We have taken this from the GRR but we were persuaded by the erudite legal opinion of Mr. K. Parasaran on the indivisible obligation of every stakeholder to become a partner in strengthening the defence of this country.

Historically, there has been a mismatch between the procurement cycle and the financial allocations on an annual basis.

We need to give a degree of stability on availability of resources for meeting capital expenditure for Defence is what we came to the conclusion on this term of reference given to us; that this would be the path forward.

While one component comes from the Consolidated Fund, there is a very significant part which will come from the monetisation of idle land assets — defence is the biggest holder of land.

They can use that for their own benefit and the proceeds of the disinvestment from the public sector defence enterprises. This is ₹51,000 crore per annum for defence and ₹10,000 crore for the Ministry of Home Affairs for strengthening the capital expenditure of forces like the ITBP and BSF, which are also engaged in defence, and a small amount which we have given for the Jawans’ Army Welfare fund.

We were the only Finance Commission to have had the opportunity to go to Leh and see the war memorial for the Kargil martyrs and were happy to be able to grant them something.

The Commission didn’t make a particularly strong push for a Fiscal Council…

The 12th Commission had done it, the 13th did it, the 14th had done it. We have also done it, but we haven’t written a lot of poetry on it.

Notwithstanding the wide-ranging recommendations, despite these exceptional times, the government has honoured [the panel’s] recommendations and not rejected any recommendation.

You’ve talked about the need for an overhaul of the GST structure and also a communication mechanism between bodies like the GST Council and the Finance Commission.

We have a number of suggestions in improving the both the framework and procedure of the GST and I think some of the changes are taking place.
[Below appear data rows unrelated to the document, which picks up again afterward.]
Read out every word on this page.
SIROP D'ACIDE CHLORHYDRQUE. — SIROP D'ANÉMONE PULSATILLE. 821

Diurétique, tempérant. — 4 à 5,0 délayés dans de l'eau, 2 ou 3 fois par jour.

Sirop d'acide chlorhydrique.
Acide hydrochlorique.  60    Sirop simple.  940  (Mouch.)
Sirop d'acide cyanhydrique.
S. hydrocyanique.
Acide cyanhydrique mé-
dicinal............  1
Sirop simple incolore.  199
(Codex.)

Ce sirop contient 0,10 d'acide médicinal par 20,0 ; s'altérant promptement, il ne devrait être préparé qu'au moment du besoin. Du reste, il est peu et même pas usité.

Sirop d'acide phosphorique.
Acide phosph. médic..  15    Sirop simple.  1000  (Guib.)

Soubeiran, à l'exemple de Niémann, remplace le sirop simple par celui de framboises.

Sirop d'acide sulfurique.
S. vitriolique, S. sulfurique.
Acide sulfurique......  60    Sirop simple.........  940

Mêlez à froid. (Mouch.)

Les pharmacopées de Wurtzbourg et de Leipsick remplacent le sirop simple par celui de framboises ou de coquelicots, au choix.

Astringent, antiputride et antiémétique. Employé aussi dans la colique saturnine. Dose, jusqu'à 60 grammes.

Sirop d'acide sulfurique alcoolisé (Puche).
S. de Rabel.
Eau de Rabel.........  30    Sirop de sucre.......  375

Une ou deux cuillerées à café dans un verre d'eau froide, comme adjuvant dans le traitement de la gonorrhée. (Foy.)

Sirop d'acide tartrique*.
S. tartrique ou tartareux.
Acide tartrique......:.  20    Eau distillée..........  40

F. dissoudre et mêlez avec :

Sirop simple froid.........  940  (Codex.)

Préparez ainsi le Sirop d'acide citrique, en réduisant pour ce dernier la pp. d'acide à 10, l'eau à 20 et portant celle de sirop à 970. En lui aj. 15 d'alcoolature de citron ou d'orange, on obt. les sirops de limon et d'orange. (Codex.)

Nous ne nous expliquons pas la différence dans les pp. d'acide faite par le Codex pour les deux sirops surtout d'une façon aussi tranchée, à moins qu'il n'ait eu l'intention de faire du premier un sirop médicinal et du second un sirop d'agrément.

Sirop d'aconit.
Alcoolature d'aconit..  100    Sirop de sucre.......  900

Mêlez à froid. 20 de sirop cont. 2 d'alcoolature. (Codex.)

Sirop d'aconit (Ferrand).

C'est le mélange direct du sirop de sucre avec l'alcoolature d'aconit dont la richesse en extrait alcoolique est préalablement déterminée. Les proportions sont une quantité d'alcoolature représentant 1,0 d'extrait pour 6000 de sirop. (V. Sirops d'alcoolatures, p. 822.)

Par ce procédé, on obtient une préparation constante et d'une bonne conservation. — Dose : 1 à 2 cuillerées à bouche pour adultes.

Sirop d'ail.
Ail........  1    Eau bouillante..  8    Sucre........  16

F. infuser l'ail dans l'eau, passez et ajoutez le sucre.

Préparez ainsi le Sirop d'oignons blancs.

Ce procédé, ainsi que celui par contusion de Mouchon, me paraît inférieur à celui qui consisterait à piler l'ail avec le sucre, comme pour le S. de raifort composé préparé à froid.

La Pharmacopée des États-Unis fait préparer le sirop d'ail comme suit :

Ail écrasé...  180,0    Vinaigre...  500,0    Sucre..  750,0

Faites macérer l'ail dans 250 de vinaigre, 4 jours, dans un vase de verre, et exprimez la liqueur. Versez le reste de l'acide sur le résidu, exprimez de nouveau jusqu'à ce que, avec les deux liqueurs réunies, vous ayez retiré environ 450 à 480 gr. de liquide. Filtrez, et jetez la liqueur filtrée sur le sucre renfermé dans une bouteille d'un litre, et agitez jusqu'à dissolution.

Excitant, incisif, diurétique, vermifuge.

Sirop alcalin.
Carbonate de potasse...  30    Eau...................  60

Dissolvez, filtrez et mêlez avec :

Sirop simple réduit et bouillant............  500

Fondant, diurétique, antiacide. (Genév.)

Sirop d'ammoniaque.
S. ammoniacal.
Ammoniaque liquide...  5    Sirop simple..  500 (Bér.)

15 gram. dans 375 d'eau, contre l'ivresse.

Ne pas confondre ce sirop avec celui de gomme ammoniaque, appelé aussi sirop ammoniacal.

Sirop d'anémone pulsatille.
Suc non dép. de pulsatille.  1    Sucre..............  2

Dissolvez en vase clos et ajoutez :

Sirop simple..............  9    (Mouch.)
They have taken steps on invoice manipulation, improving the technology platform and the need to improve compliance as there is a huge gap. Beyond this, there are other issues that nearly go back to the basic structure. We have recognised that multiple rates are really not optimal, but having one single rate may not be optimal too. We have to do away with inverted duty structures without raising the overall incidence of the GST, we need to rationalise it and move in the direction of being genuinely revenue neutral. This is connected with State finances as several State levies are now embedded in GST and they are important partners in ensuring GST’s success. Finally, we have suggested that in the long run, there needs to be more active consultative mechanism between the GST Council and the Finance Commission — both are constitutional bodies with the Council existing in perpetuity and the Commission being a non-permanent body, that is appointed every five years. The Commission is deeply involved in assessing the finances of the States and the kind of resources that they can seek from GST and therefore, this is perhaps today one of the most important ingredients of State resources as well. Similarly, I think the GST Council needs to needs to understand the working of the Finance Commission’s assignment of resources. So a robust consultative mechanism between the GST Council and the Commission will help. The Finance Minister has mentioned many of these things in context of GST in her Budget speech and the Finance Secretary has said these would receive the priority attention of the GST Council.
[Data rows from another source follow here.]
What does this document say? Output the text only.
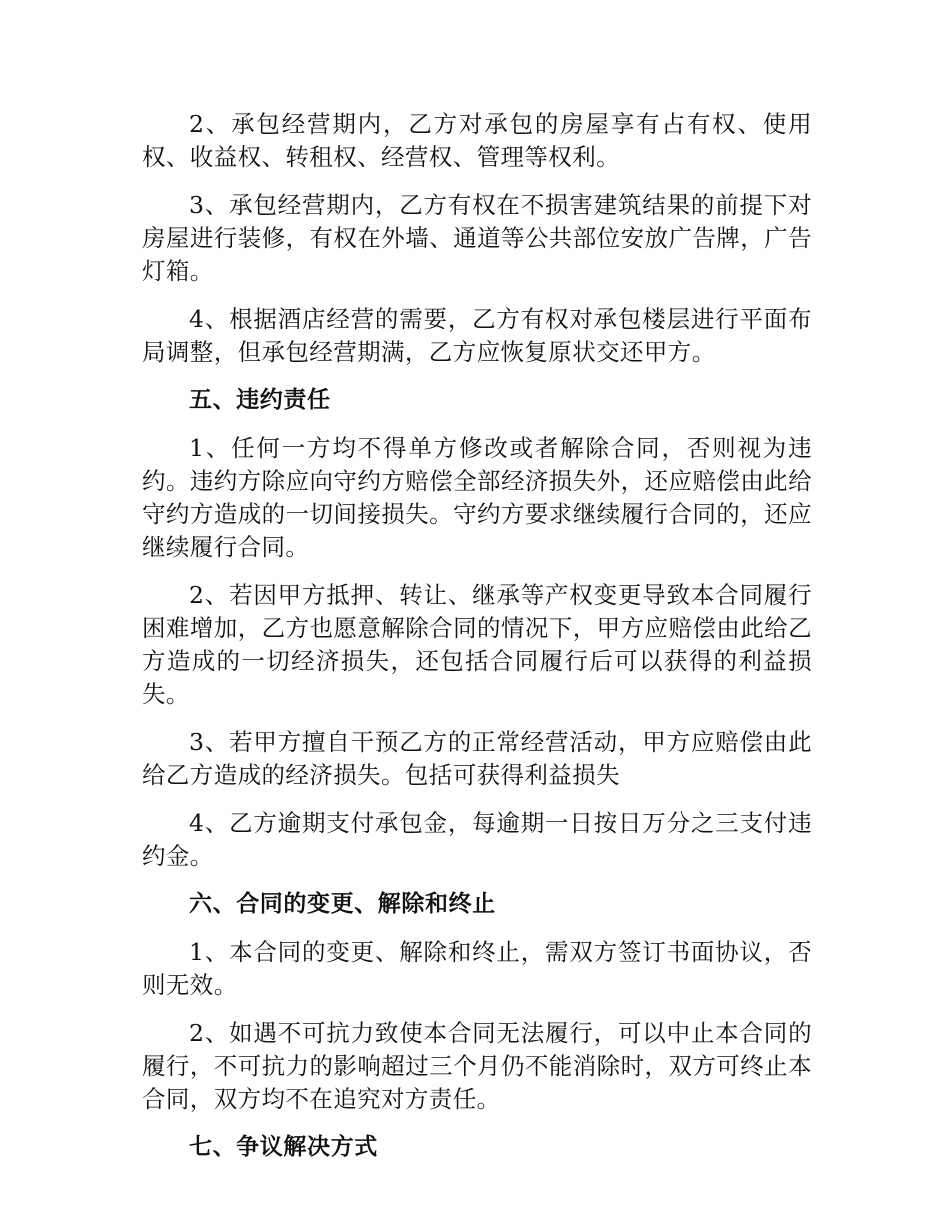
2、承包经营期内，乙方对承包的房屋享有占有权、使用权、收益权、转租权、经营权、管理等权利。

3、承包经营期内，乙方有权在不损害建筑结果的前提下对房屋进行装修，有权在外墙、通道等公共部位安放广告牌，广告灯箱。

4、根据酒店经营的需要，乙方有权对承包楼层进行平面布局调整，但承包经营期满，乙方应恢复原状交还甲方。

五、违约责任

1、任何一方均不得单方修改或者解除合同，否则视为违约。违约方除应向守约方赔偿全部经济损失外，还应赔偿由此给守约方造成的一切间接损失。守约方要求继续履行合同的，还应继续履行合同。

2、若因甲方抵押、转让、继承等产权变更导致本合同履行困难增加，乙方也愿意解除合同的情况下，甲方应赔偿由此给乙方造成的一切经济损失，还包括合同履行后可以获得的利益损失。

3、若甲方擅自干预乙方的正常经营活动，甲方应赔偿由此给乙方造成的经济损失。包括可获得利益损失

4、乙方逾期支付承包金，每逾期一日按日万分之三支付违约金。

六、合同的变更、解除和终止

1、本合同的变更、解除和终止，需双方签订书面协议，否则无效。

2、如遇不可抗力致使本合同无法履行，可以中止本合同的履行，不可抗力的影响超过三个月仍不能消除时，双方可终止本合同，双方均不在追究对方责任。

七、争议解决方式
Your proposals rely on conditional grants for urban local bodies…

First, the Finance Commission is not obligated to provide any resources whatsoever for the third tier-bodies. But we went by past practice and have provided a significant increase in the third tier. But we felt the need to ensure that outlays serve and are symmetric to priorities like the strengthening of the health infrastructure, sanitation, treatment of faecal matter, drinking water, rainwater harvesting. For tier-I cities, namely the urban local bodies of cities with a population of million plus, half the resources will be based on the air pollution index and environment. All these, I think, are quite congruent to national priorities.